Malam telah lama menutup tirai kotanya ketika Arman menyiapkan peralatan kerjanya. Kamera, buku catatan, dan ponsel adalah sahabatnya malam itu. Di balik riuhnya malam, ketika sebagian besar orang tidur atau mengistirahatkan diri, Arman turun ke jalan, mencari cerita. Dunia malam bukanlah tempat untuk semua orang, tapi Arman, seorang jurnalis berpengalaman, terbiasa menelusuri jalanan saat gelap menyelimuti.
Langit di atas kota nampak muram, dan hujan rintik-rintik turun, menambah nuansa suram yang samar-samar. Dia menatap jalan-jalan yang penuh kerlip neon, menyaksikan orang-orang yang bergerak seperti bayang-bayang, masing-masing punya cerita. Langkahnya terhenti di sebuah kafe kecil di ujung jalan. Tempat itu tidak mencolok, tapi dia tahu di situlah beberapa cerita menarik sering kali dimulai.
Di dalam, aroma kopi bercampur asap rokok. Pengunjungnya beragam, dari musisi jalanan, seniman, hingga pekerja malam yang mencari waktu tenang. Arman menyapa bartender, seorang pria paruh baya yang mengenalnya dengan baik.
“Sedang mencari cerita apa malam ini, Arman?” tanyanya sambil membersihkan gelas.
Arman tersenyum tipis. “Apa saja yang bisa kubawa pulang. Ada yang menarik belakangan ini?”
Bartender itu tertawa kecil. “Kau tahu, malam punya banyak rahasia. Tadi malam, ada orang asing yang tampaknya membawa banyak cerita. Duduk di pojok sana.”
Arman menoleh ke arah pojok ruangan. Di sana, seorang wanita dengan rambut panjang dan mantel gelap duduk sendirian. Dia tampak fokus, menulis sesuatu di kertas kusut di depannya. Arman merasakan desakan naluri jurnalistiknya, seolah ada sesuatu yang harus digali. Dia menghela napas dan memutuskan mendekat.
“Permisi, boleh saya duduk?” Arman membuka percakapan dengan ramah.
Wanita itu mengangkat wajahnya, tersenyum tipis, dan mengangguk. “Silakan. Apa yang kau cari malam ini?”
“Namaku Arman, aku jurnalis,” jawabnya. “Aku menulis tentang cerita-cerita di balik dunia malam. Aku bertanya-tanya, apakah kau punya cerita yang bisa kubawa?”

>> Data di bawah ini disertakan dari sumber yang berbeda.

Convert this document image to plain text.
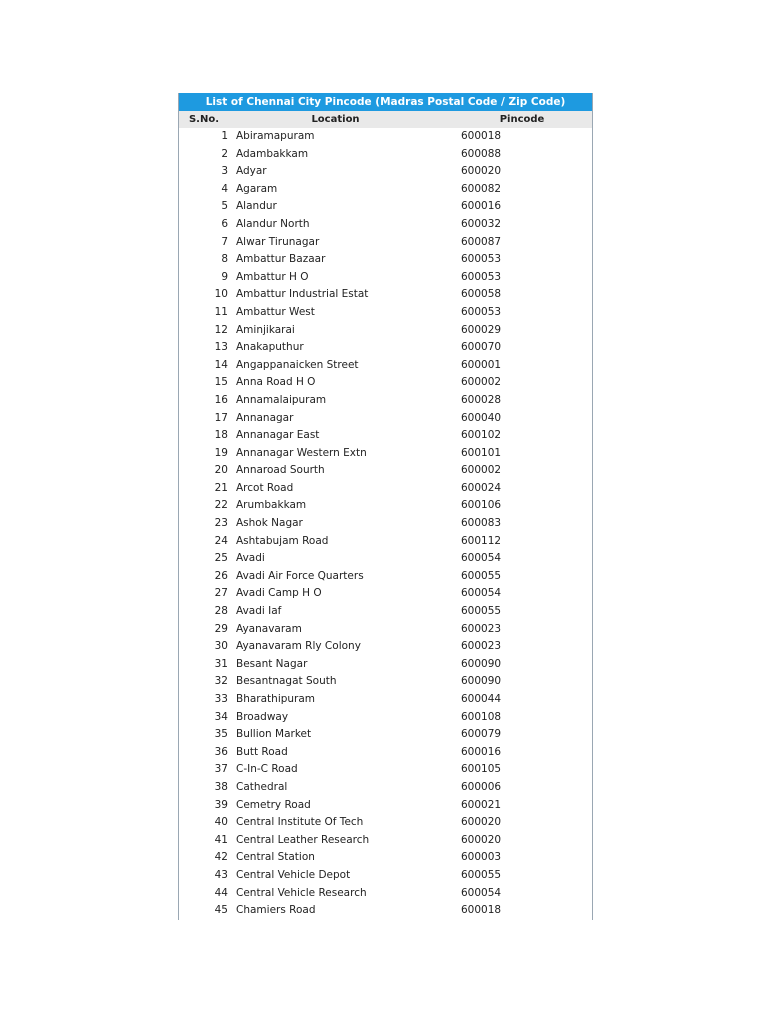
List of Chennai City Pincode (Madras Postal Code / Zip Code)
S.No.	Location	Pincode
1 Abiramapuram	600018
2 Adambakkam	600088
3 Adyar	600020
4 Agaram	600082
5 Alandur	600016
6 Alandur North	600032
7 Alwar Tirunagar	600087
8 Ambattur Bazaar	600053
9 Ambattur H O	600053
10 Ambattur Industrial Estat	600058
11 Ambattur West	600053
12 Aminjikarai	600029
13 Anakaputhur	600070
14 Angappanaicken Street	600001
15 Anna Road H O	600002
16 Annamalaipuram	600028
17 Annanagar	600040
18 Annanagar East	600102
19 Annanagar Western Extn	600101
20 Annaroad Sourth	600002
21 Arcot Road	600024
22 Arumbakkam	600106
23 Ashok Nagar	600083
24 Ashtabujam Road	600112
25 Avadi	600054
26 Avadi Air Force Quarters	600055
27 Avadi Camp H O	600054
28 Avadi Iaf	600055
29 Ayanavaram	600023
30 Ayanavaram Rly Colony	600023
31 Besant Nagar	600090
32 Besantnagat South	600090
33 Bharathipuram	600044
34 Broadway	600108
35 Bullion Market	600079
36 Butt Road	600016
37 C-In-C Road	600105
38 Cathedral	600006
39 Cemetry Road	600021
40 Central Institute Of Tech	600020
41 Central Leather Research	600020
42 Central Station	600003
43 Central Vehicle Depot	600055
44 Central Vehicle Research	600054
45 Chamiers Road	600018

Wanita itu terdiam, seolah mempertimbangkan sesuatu. Setelah beberapa saat, ia mulai berbicara. Namanya, Sara, seorang penyanyi di bar yang dulu pernah terkenal di masanya. Malam itu adalah malam terakhirnya di kota; ia akan pergi meninggalkan semua, termasuk kenangan-kenangan pahit yang tertinggal. Ia berbicara tentang cintanya yang kandas, tentang mimpi-mimpinya yang tak kunjung terwujud, dan tentang kesepian yang selalu menyergap di setiap malam.
Arman mendengarkan, mencatat setiap kata, mencoba merangkai potongan-potongan cerita yang ia sampaikan. Sara bukan hanya berbicara tentang dirinya, tetapi juga tentang banyak orang lain yang terjebak di dunia malam, mengais mimpi dan harapan yang sering kali sirna di tengah kelam.
Ketika malam semakin larut, Sara menatap Arman dengan senyum lirih. “Terima kasih telah mendengarkan,” katanya. “Mungkin, lewat tulisanmu, orang akan mengerti bahwa dunia malam bukan hanya tentang kesenangan semata.”
Arman mengangguk. Dia mengerti bahwa di balik gemerlapnya, dunia malam menyimpan sisi-sisi kelam yang jarang disorot. Ketika Sara pergi, Arman menatap kursinya yang kosong dengan perasaan campur aduk. Malam itu, ia tidak hanya mendapatkan sebuah cerita, tetapi juga mengingatkan dirinya bahwa di dunia ini, setiap orang memiliki cerita—dan tidak semuanya berakhir bahagia.
Dengan langkah mantap, Arman meninggalkan kafe, siap membawa cerita Sara kepada dunia. Dalam dinginnya malam, ia berjalan dengan tekad, memastikan bahwa kisah dunia malam, tak peduli sekelam apa pun itu, akan tetap memiliki tempat di lembaran-lembaran esok hari.(ARK).